I could find no reference in the entire book to the relationship of various contentious matters to the "imperial rivalry" of the title. For that matter, there is not really so much about Dominicans either, except as we read Dominican practice through the narrow lens of one author's two treatises. At issue in the title's misdirection, perhaps, is the perceived right of publishers to invent a book title that may appeal to a broad readership and thus sell more books. This is no minor complaint in the context of this book's many structural weaknesses. The first of these deficits is that much of what is presented here duplicates what one can find in Shaffern's other writings.
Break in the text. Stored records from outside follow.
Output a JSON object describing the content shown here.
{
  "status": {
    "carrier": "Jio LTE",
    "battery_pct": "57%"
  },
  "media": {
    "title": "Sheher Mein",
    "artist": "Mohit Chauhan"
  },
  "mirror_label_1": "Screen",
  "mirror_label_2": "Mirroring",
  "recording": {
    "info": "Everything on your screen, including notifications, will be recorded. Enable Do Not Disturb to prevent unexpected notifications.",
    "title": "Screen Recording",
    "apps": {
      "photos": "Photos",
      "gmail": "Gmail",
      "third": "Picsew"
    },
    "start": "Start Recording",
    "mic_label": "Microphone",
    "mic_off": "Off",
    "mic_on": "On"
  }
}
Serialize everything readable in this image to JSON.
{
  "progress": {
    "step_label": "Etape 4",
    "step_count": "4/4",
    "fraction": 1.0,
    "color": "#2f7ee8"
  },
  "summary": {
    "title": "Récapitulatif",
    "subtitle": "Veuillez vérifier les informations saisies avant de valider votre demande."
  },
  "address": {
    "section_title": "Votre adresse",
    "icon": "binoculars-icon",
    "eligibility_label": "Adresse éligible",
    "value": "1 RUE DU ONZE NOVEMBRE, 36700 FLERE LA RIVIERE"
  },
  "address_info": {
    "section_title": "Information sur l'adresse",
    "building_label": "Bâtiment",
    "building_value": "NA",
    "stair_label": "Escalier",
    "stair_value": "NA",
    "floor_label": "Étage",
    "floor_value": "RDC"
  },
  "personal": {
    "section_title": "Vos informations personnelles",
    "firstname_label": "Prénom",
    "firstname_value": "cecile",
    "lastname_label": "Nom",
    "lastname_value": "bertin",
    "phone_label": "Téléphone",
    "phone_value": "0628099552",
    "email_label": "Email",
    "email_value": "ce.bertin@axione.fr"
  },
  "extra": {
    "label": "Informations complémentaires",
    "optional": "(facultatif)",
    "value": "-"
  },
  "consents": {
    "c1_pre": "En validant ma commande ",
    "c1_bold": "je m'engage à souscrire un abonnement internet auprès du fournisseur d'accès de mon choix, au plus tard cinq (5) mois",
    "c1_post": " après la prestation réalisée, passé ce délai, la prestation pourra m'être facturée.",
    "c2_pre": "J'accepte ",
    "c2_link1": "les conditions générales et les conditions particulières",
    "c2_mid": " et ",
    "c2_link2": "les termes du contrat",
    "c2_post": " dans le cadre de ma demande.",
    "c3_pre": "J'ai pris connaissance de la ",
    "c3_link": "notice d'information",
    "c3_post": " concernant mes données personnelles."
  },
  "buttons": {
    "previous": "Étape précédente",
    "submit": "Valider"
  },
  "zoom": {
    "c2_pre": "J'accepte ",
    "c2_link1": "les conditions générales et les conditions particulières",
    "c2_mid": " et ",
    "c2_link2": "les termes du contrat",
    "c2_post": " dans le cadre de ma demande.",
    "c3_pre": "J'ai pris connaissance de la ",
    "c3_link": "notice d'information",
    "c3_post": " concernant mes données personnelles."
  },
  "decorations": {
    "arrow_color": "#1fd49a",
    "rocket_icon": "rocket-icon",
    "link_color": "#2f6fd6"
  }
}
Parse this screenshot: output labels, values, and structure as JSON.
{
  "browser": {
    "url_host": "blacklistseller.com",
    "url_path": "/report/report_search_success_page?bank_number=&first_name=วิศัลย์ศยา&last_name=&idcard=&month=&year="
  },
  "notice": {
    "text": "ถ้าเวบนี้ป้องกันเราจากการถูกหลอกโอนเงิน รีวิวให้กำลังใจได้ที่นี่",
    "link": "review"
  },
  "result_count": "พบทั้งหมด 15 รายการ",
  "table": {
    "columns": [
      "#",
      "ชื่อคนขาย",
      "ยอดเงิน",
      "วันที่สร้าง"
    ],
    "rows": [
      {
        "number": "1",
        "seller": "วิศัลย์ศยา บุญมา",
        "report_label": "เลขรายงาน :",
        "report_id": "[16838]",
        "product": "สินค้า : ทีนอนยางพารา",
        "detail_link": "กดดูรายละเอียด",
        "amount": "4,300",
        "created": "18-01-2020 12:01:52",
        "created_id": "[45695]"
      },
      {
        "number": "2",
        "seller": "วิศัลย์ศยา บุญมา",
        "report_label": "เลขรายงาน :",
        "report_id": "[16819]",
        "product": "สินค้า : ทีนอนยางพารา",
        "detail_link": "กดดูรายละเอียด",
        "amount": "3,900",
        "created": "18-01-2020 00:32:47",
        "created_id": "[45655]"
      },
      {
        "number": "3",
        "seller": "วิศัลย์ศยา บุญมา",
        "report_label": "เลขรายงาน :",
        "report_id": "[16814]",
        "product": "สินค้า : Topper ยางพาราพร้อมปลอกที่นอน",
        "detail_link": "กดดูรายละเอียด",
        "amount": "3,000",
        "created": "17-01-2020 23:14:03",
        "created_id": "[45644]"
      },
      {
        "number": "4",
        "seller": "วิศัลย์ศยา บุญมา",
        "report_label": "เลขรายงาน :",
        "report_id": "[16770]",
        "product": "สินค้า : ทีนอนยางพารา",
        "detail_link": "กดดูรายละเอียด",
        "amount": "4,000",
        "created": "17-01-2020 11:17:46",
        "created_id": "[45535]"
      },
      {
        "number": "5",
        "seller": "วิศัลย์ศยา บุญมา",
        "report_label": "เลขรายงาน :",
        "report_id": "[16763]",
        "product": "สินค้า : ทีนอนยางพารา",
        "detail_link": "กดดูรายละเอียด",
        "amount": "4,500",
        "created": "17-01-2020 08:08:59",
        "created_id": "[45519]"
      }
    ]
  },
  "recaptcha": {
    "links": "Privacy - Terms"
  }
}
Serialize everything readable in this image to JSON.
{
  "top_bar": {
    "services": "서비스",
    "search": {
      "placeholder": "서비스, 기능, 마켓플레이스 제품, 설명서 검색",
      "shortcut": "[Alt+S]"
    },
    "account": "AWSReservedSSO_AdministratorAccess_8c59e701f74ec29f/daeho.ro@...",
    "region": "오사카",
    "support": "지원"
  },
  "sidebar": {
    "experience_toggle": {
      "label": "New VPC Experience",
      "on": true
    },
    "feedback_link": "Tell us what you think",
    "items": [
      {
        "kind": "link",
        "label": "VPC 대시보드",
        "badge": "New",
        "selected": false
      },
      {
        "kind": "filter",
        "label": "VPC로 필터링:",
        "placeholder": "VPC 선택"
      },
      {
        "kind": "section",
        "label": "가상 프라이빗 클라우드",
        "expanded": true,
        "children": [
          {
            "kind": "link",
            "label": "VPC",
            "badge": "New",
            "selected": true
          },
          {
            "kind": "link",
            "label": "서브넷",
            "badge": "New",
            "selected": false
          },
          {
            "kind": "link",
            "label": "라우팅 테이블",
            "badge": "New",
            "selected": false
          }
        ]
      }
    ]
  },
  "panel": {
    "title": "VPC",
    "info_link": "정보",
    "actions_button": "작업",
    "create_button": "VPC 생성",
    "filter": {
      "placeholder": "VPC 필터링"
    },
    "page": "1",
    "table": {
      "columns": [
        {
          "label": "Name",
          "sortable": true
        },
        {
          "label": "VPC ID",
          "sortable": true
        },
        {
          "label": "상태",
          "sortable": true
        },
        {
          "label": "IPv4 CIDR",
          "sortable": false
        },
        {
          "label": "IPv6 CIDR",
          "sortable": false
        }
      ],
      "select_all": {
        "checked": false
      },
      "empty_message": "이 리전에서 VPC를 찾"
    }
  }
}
His expert articles and earlier book offer richer arguments on the same matters of indulgences, the same Dominicans, and the same Dambach. The bibliography lists these. What is not found in the exceedingly thin bibliography is anything published after 1995, excepting the six items that include Shaffern's own earlier contributions. Robert N. Swanson's Indulgences in Late Medieval England (Cambridge University Press, 2007) appears in the notes (2) but not in the bibliography. The volume edited by Swanson, Promissory Notes on the Treasury of Merits (Brill, 2006) does not appear, even though Shaffern has an important article there. Missing here, too, are recent researches in canon law and in internal Dominican governance that would widen the context for understanding Dambach's work. Evidence from the text and apparatus suggests that this book got rushed to press without the customary safeguards that assure a quality production.